En 1992, la Convention sur la diversité biologique (CDB) a placé les ressources génétiques sous la souveraineté des États. Pour les utiliser, une entreprise doit donc demander l’autorisation à l’État concerné après l’avoir informé de l’utilisation qu’elle compte en faire, et signer un contrat de partage des bénéfices réalisés. Mais aujourd’hui, les entreprises cherchent à contourner ces obligations de consentement préalable et de partage des bénéfices en construisant des bases de données de séquences et d’informations génétiques numérisées… librement accessibles ! Numérisation versus partage des bénéfices : cet article décrit les enjeux de cette bataille.

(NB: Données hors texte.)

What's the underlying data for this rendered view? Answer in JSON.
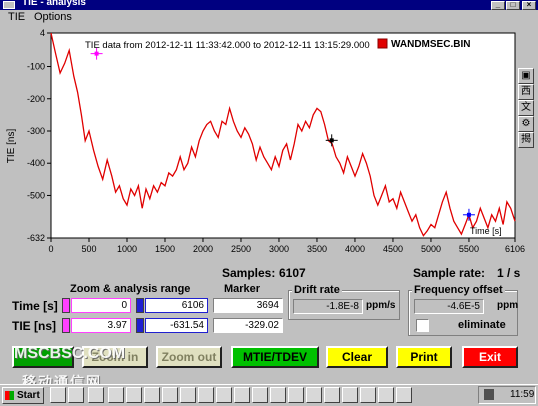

Des génomes de plantes, animaux ou micro-organismes ont déjà été partiellement ou entièrement séquencés. Et la quantité de séquences génétiques obtenues va croissante. Car depuis une vingtaine d’années, les techniques de séquençage des génomes évoluent, varient, changent… À tel point que le récent forum économique mondial de Davos en Suisse a promis début 2018 un financement de quatre milliards de dollars sur dix ans pour séquencer le génome de tous les organismes vivant sur Terre [1]. Mais plusieurs bases de données mettant en ligne des collections de ces séquences génétiques existent déjà. Et des programmes ambitionnent d’harmoniser l’accès aux différentes bases de données qui recensent de telles séquences de génomes, comme le programme controversé Divseek depuis 2014 [2].
Comment gérer ces données obtenues par séquençage du génome et collecte des fonctionnalités d’organismes vivants, et notamment de plantes ? Comment réglementer leur utilisation ? C’est pour en discuter que les pays signataires de la CDB se sont réunis du 4 au 17 décembre 2016 à Cancun (Mexique) au cours d’un atelier intitulé « Information de séquençage numérique sur les ressources génétiques ». Pas de conclusion, mais un mandat pour qu’un comité technique ad hoc d’experts de la CDB avance sur ce sujet. Ce comité s’est réuni une première fois à Montréal en février 2018 [3]. Participent à ce comité quatorze États dont le Congo, le Mexique, les Philippines, le Canada, les États-Unis (non membre de la CDB), l’Argentine ou l’Union européenne, des associations comme Third World Network, des collectifs de recherche internationaux comme le CGIAR [4], des instances internationales comme l’Organisation Mondiale de la Santé (OMS), le Traité international sur les ressources génétiques pour l’agriculture et l’alimentation (Tirpaa), la Chambre Internationale du Commerce…
Convention, traité : de bonnes intentions non concrétisées
Pour œuvrer à conserver la diversité biologique, assurer que son utilisation soit « durable » et que toute exploitation commerciale des ressources génétiques la composant fasse l’objet d’un partage juste et équitable des bénéfices tirés, la Convention sur la diversité biologique seule ne peut rien faire. Elle doit être mise en œuvre par un texte international contraignant, un Protocole.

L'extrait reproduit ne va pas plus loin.